Personal reflections on urbanism, urban life and sustainable urban design in Wellington, New Zealand.

Thursday, October 23, 2003

Urban Eye: the Left Bank

The Left Bank development is a very rare beast: a brand new street in the heart of the city. It links the popular, semi-bohemian Cuba Mall to Victoria Street, a major traffic artery.

Urbanism +4
Left Bank has all the ingredients for a lively, compact urban quarter: a new pedestrian street full of shops and cafés, with small businesses and homes above.

The scale and style are appropriate for the context, with three storeys on the Cuba Mall side rising to five storeys near the centre of the block. The retail units took a while to lease, but they are now mostly occupied and the place has a pleasant buzz, especially on sunny days.

In some ways, it's a larger version of Willis St Village, but as the name suggests, the Left Bank is aiming for a more European, urban vibe. The main difference, though, is that it provides a new thoroughfare, thus potentially benefiting from through-traffic that a cul-de-sac like Willis St Village can't enjoy.

Only a couple of issues prevent the Left Bank from being worth a perfect +5. First, the scungy and forbidding connection to Victoria St. Low-roofed and mostly blank-walled, it's little more than a service alley. It's a difficult situation to work with, but I hope that there are plans to liven it up, perhaps by opening some doors to the shop on the southern side.

More seriously, apartments on the north side lacked the soundproofing required to deal with the adjacent Matterhorn bar. Building apartments next to a popular live music venue is asking for trouble, and since most new inner-city dwellers are not night owls, noise complaints were inevitable. Luckily, the Matterhorn was successful enough to afford a radical renovation (with very stylish results, though it looks like a sell-out to old-school Matterhorn regulars).

Aesthetics +2
The low-key design and inexpensive materials have been the subject of controversy, regarded by some as cheap and nasty. On the other hand, I think that they're appropriate for Cuba St, and that the exposed plywood, industrial metals and untreated pine suit the do-it-yourself ethic of the area. There's nothing spectacular or memorable in the new architecture, but the cheery colours and unpretentious detailing make it a pleasant place to be. It's messy, heterogeneous and shabby in parts, but feels all the more organic for it.

Environment +1
There doesn't appear to be any particular environmental initiatives here (such as green roofs or solar panels), just some modest planting. The whole concept, however, supports sustainable urbanism through density and the provision of new pedestrian thoroughfares.

Social +4
Not a Starbucks or Whitcoulls in sight! This could have been another Courtenay Central, full of chain stores and a generic food court, but instead it's a lively mix of independent one-off businesses. Inexpensive boutiques, a secondhand bookshop, quirky galleries and little cafés: it's everything that Cuba St is supposed to be. Fashion HQ, an incubator for new Wellington designers, adds to the local flavour.
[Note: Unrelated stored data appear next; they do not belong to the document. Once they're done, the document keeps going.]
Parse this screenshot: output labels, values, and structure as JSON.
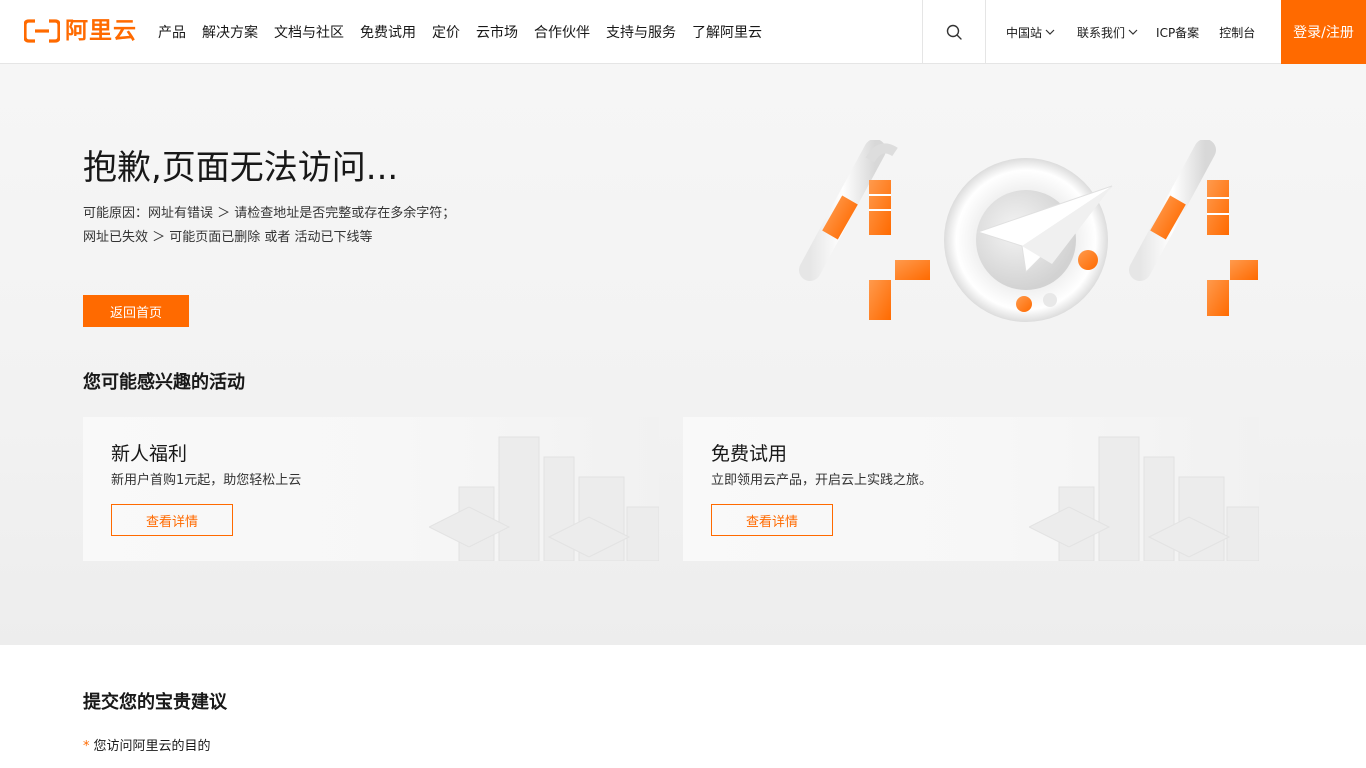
{
  "header": {
    "logo_text": "阿里云",
    "nav": [
      "产品",
      "解决方案",
      "文档与社区",
      "免费试用",
      "定价",
      "云市场",
      "合作伙伴",
      "支持与服务",
      "了解阿里云"
    ],
    "right_nav": {
      "site": "中国站",
      "contact": "联系我们",
      "icp": "ICP备案",
      "console": "控制台"
    },
    "login": "登录/注册"
  },
  "hero": {
    "title": "抱歉,页面无法访问...",
    "reason": "可能原因：网址有错误 ＞ 请检查地址是否完整或存在多余字符；网址已失效 ＞ 可能页面已删除 或者 活动已下线等",
    "home_button": "返回首页",
    "art_text": "404"
  },
  "activities": {
    "title": "您可能感兴趣的活动",
    "cards": [
      {
        "title": "新人福利",
        "desc": "新用户首购1元起，助您轻松上云",
        "button": "查看详情"
      },
      {
        "title": "免费试用",
        "desc": "立即领用云产品，开启云上实践之旅。",
        "button": "查看详情"
      }
    ]
  },
  "suggest": {
    "title": "提交您的宝贵建议",
    "required_mark": "*",
    "field_label": "您访问阿里云的目的"
  },
  "colors": {
    "brand": "#ff6a00",
    "text": "#181818",
    "hero_bg": "#f4f4f4"
  }
}
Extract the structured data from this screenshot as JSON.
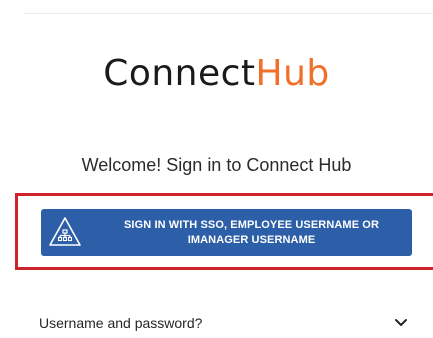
{
  "logo": {
    "part1": "Connect",
    "part2": "Hub"
  },
  "welcome_text": "Welcome! Sign in to Connect Hub",
  "sso_button": {
    "label_line1": "SIGN IN WITH SSO, EMPLOYEE USERNAME OR",
    "label_line2": "IMANAGER USERNAME",
    "icon": "sitemap-warning-icon"
  },
  "alt_login": {
    "label": "Username and password?",
    "icon": "chevron-down-icon"
  },
  "colors": {
    "brand_dark": "#1a1a1a",
    "brand_accent": "#f0702a",
    "button_blue": "#2d5fa8",
    "highlight_red": "#d0222a"
  }
}
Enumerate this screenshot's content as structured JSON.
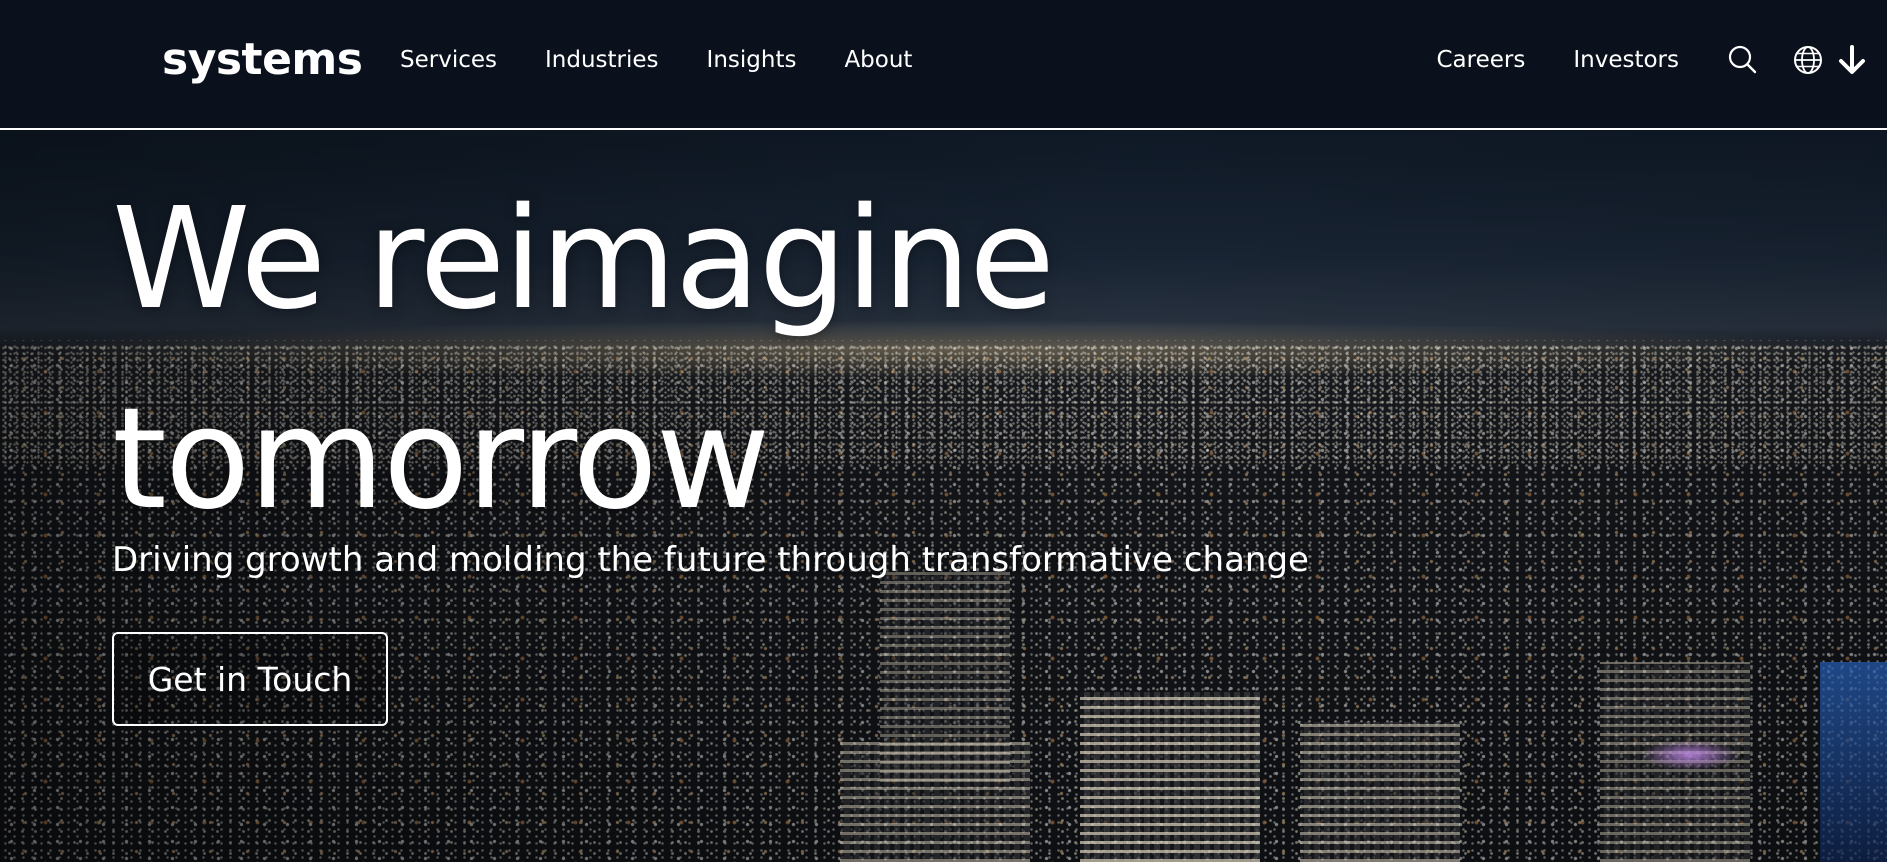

Though the more upmarket apartments on the north side prompted a spat with Matterhorn, some of the residential units have been left as basic flats, thus reducing the gentrifying effect. Finally, this is a rare example of a developer-led initiative that adds to the public realm rather than privatising it.

Wednesday, October 01, 2003

Urban Eye: the scoring system


The scores for each criterion range from -5 to +5. I chose a two-way scale rather than a simple zero-to-ten range, because developments can have either a positive or a negative impact on the life of the city.

Developments aren't treated in isolation, but are relative to what was there before. Thus, even if something is worthwhile in itself, if it resulted in the destruction of a lively part of the city then it may have a negative impact. A score of zero indicates an absence of impact: it may be a missed opportunity, but at least it didn't do any damage. -5 is reserved for unmitigated disasters and +5 for outstanding, world-class urbanism.


This score represents a project's contribution towards the life and vitality of the city. Positive qualities could include interactivity, diversity, legibility, compactness, connectedness, multifunctionality, adaptability and liveliness. Negative aspects include anything that deadens the surroundings or detracts from the life of the city as a whole.

All of the criteria are subjective, but none more so than aesthetic judgement. My own preference is for crisp, urbane contemporary modernism, but with an appreciation for quirkiness and individuality. While I enjoy genuine historical details, I have little patience for fake historicism, especially where there's no local precedent (faux Tuscan or mock Tudor). Above all, this site is about urbanism rather than architecture, so scores are based more upon contribution to the streetscape than individual brilliance.

Positive scores are given for any initiatives that reduce energy use (such as passive environmental controls or solar power) or make use of recycled materials (including re-use of old buildings). This category also take into account contributions to sustainable urban form through density and the use of brownfield sites. Above all, it recognises anything that encourages walking, cycling or public transport over car use.

This score measures contributions towards social inclusion, community well-being and independent small businesses. Any project, no matter how lively, attractive or environmentally sound, will score poorly here if it drives out low income earners, privatises useful public space or replaces unique local shops with homogenised global retail outlets.